Пару секунд Жюстен еще сомневался, что расслышал правильно, потом понял: кошмару конец! Он остановился и, сколько оставалось сил, позвал на помощь:
— Скорее! В караульной — умирающий! Это Роже, наш конюх! Нужно отвезти его в больницу. Я спускаюсь обратно, к нему.
Старый Леандр, который как раз раздавал жандармам фонари, увидел, как Алин перекрестилась, благодаря Бога.
— А ты не так уж плоха, моя девочка! — сказал он ей на ухо. — Пока все при деле, ступай наверх, умойся и переоденься!

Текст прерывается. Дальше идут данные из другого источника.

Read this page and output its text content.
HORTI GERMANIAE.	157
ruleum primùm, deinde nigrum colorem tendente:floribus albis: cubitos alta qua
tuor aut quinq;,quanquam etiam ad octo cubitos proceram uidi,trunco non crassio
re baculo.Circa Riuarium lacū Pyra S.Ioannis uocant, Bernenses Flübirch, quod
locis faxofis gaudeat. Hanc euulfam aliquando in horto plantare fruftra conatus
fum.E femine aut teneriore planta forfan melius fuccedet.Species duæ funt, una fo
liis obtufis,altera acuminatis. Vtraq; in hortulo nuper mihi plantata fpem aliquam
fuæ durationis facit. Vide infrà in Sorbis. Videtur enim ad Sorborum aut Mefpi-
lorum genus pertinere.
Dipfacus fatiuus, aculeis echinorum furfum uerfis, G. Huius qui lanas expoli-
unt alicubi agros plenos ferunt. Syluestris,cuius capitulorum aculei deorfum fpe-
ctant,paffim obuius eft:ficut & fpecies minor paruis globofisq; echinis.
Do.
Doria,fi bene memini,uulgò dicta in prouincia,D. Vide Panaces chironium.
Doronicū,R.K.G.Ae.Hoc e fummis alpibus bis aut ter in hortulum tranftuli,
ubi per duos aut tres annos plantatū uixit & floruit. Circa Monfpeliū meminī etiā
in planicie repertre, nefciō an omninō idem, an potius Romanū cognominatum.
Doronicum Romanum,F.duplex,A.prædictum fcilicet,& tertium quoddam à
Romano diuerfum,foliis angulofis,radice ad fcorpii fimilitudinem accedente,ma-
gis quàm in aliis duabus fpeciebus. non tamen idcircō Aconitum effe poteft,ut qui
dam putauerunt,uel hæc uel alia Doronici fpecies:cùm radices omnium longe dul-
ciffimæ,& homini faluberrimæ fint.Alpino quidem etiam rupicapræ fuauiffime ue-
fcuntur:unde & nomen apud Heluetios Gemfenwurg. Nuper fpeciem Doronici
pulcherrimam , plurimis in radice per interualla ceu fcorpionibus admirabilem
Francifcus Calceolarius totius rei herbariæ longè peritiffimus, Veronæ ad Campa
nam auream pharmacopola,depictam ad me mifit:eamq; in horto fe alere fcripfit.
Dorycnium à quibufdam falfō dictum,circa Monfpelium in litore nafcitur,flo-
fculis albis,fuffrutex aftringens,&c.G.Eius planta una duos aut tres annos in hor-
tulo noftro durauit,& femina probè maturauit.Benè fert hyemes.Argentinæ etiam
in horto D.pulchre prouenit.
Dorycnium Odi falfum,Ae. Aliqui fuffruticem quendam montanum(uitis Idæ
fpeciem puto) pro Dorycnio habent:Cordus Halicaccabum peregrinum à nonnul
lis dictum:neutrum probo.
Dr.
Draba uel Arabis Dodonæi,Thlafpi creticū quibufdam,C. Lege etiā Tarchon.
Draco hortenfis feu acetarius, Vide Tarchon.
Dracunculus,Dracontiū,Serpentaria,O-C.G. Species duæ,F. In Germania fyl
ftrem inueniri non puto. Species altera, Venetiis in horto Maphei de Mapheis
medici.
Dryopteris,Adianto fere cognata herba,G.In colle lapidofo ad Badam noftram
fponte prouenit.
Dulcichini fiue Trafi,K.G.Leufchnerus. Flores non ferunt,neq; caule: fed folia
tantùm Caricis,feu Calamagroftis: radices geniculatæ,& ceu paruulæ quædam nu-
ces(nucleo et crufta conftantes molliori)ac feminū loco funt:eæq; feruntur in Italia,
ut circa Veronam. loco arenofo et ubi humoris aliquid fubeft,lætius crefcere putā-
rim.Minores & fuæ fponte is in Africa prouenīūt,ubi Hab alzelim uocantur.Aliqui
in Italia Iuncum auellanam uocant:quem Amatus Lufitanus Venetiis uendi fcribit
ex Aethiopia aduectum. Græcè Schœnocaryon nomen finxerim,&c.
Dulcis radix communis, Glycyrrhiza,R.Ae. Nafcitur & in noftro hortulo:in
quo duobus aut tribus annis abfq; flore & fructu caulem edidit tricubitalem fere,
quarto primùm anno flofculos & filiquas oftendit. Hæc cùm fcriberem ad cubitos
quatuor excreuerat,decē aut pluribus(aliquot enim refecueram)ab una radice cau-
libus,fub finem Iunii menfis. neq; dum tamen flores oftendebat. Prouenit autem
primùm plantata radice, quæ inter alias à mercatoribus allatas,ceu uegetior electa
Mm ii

— Пожалуй, ты прав. Спасибо, Леандр!
Бруклин, в бакалейном магазине Дюкенов, в тот же день
Элизабет держала на коленях малютку Уильяма. Мальчик что-то лепетал, посасывая пальчик. Бонни сбегала за сыном к соседке и заварила еще чаю, чтобы отпраздновать примирение мужа и племянницы. Развернула кекс с сухофруктами, нарезала ломтиками.
— Чай! С утра до вечера чай! — вздохнул ее супруг. — Эта английская традиция прижилась в Америке. В такую жару я бы лучше выпил доброго французского сидра, такого, какой в Шаранте готовит отец. Иногда меня терзает ностальгия.